I have a specimen of steatetical whinstone or basaltes from some part of Cumberland, in which is contained many nodules of the most perfect and beautiful plumbago. It is dispersed through this stone in rounded masses of all sizes from a nut to a pin’s head; and many of these are mixed with pyrites. There is therefore reason to believe that this plumbago had been in fusion.
Now, if we consider that every species of coal and every species of plumbago are equally, that is, perfectly combustible, and yield, in burning, the same volatile principles, differing only perhaps a little in the small quantity of fixed matter which remains, we shall be inclined to believe, that they have all the same origin in a vegetable substance; and that they are diversified by some very small composition of other matter. This being allowed, one thing is certain, that it is by the operation of mineral fire or heat that those combustible substances, however composed, have been brought to their present state of coal, although we are ignorant of the circumstances by which their differences and their peculiar chemical and mechanical qualities have been produced.
Let us resume in a few words. There is not perhaps one substance in the mineral kingdom by which the operation of subterraneous heat is, to common understanding, better exemplified than that of mineral coal.
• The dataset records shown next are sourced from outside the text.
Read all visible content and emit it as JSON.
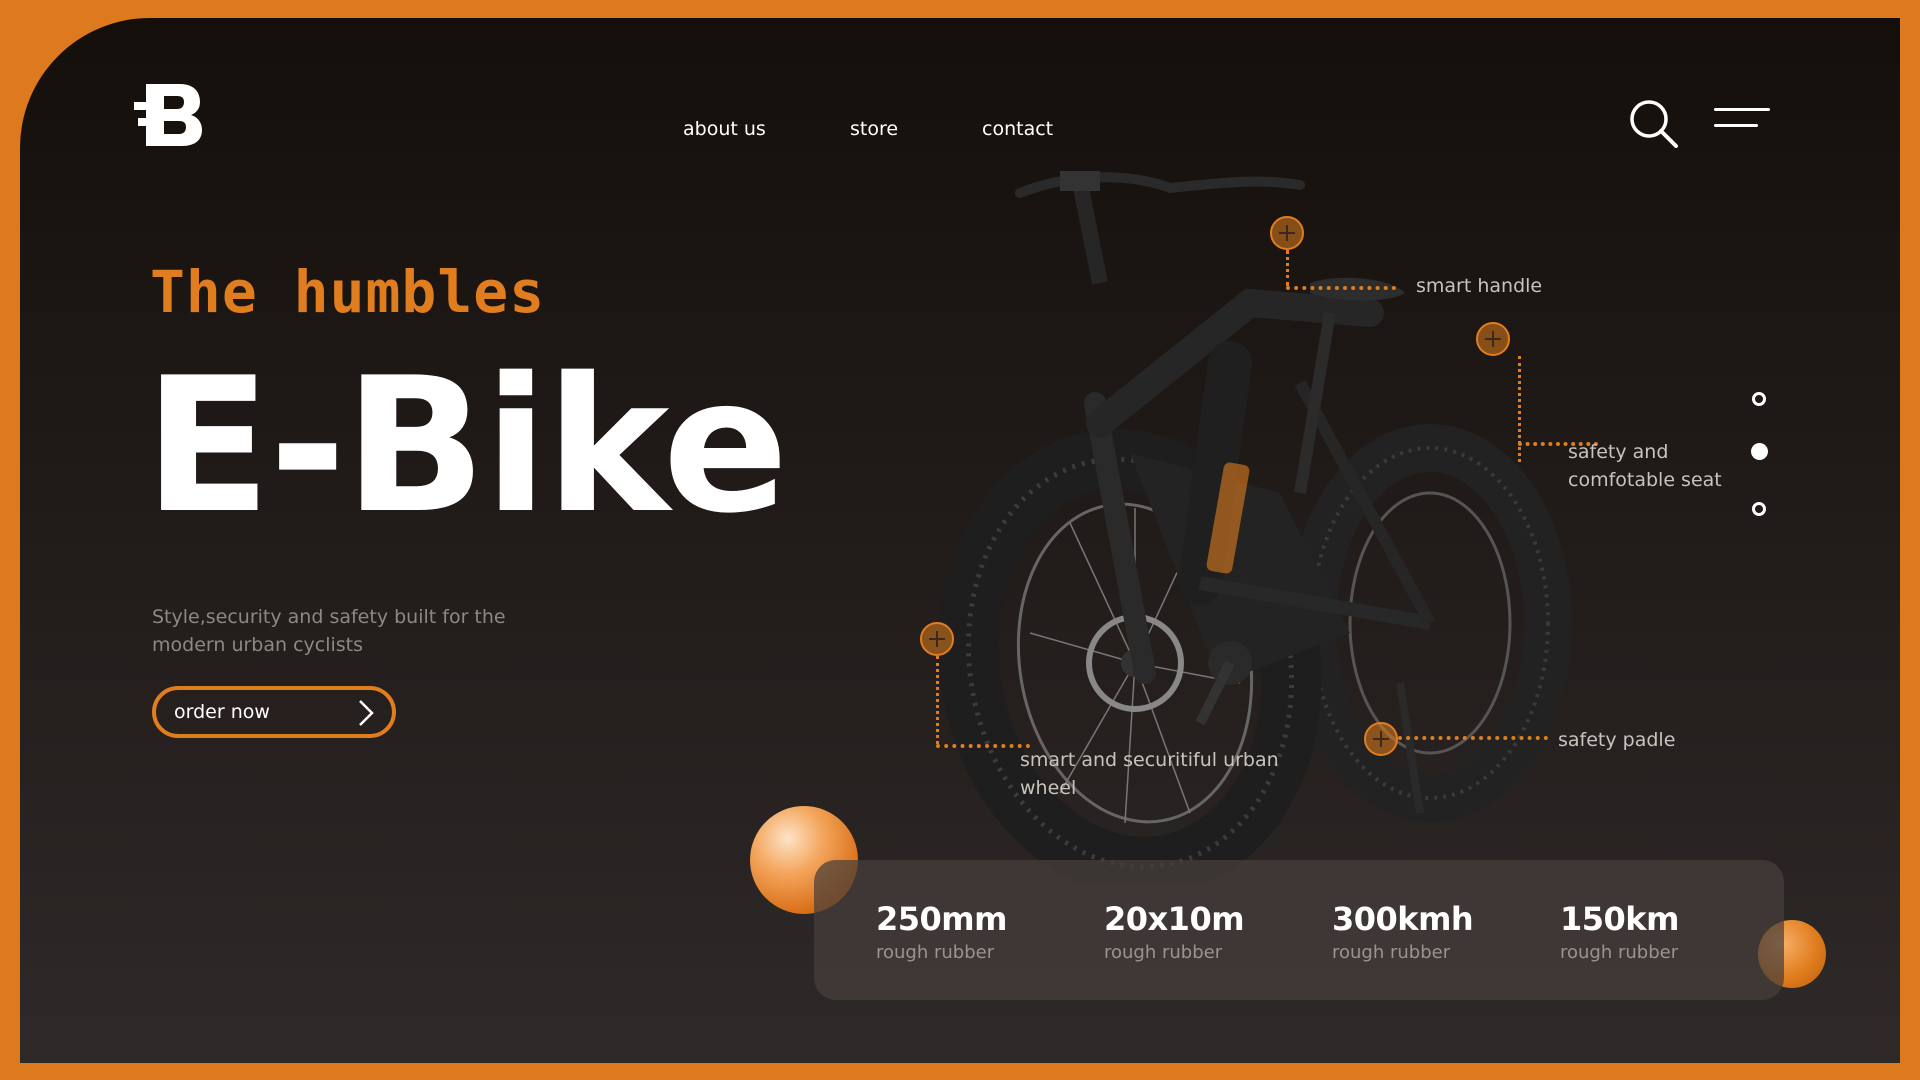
{
  "brand": {
    "logo_icon": "b-logo-icon"
  },
  "nav": {
    "items": [
      "about us",
      "store",
      "contact"
    ]
  },
  "header_icons": {
    "search": "search-icon",
    "menu": "hamburger-menu-icon"
  },
  "hero": {
    "tagline": "The humbles",
    "title": "E-Bike",
    "subtitle": "Style,security and safety built for the modern urban cyclists",
    "cta_label": "order now"
  },
  "features": [
    {
      "label": "smart handle"
    },
    {
      "label": "safety and comfotable seat"
    },
    {
      "label": "smart and securitiful urban wheel"
    },
    {
      "label": "safety padle"
    }
  ],
  "slider": {
    "total": 3,
    "active_index": 2
  },
  "stats": [
    {
      "value": "250mm",
      "caption": "rough rubber"
    },
    {
      "value": "20x10m",
      "caption": "rough rubber"
    },
    {
      "value": "300kmh",
      "caption": "rough rubber"
    },
    {
      "value": "150km",
      "caption": "rough rubber"
    }
  ],
  "colors": {
    "accent": "#e07d1e",
    "background": "#1b1512",
    "frame": "#dd7a1e",
    "text": "#ffffff"
  }
}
Those strata are evidently a deposit of inflammable substances which all come originally from vegetable bodies. In this state of their formation, those coal strata must all be oleagenous or bituminous. In many of them, however, these volatile parts are found wanting; and, the stratum is found in the state of the most perfect coal or caput mortuum. There, is, I presume, no other means to be found by which this eminent effect could be produced, except by distillation; and, this distillation perhaps proceeded under the restraining force of an immense compression.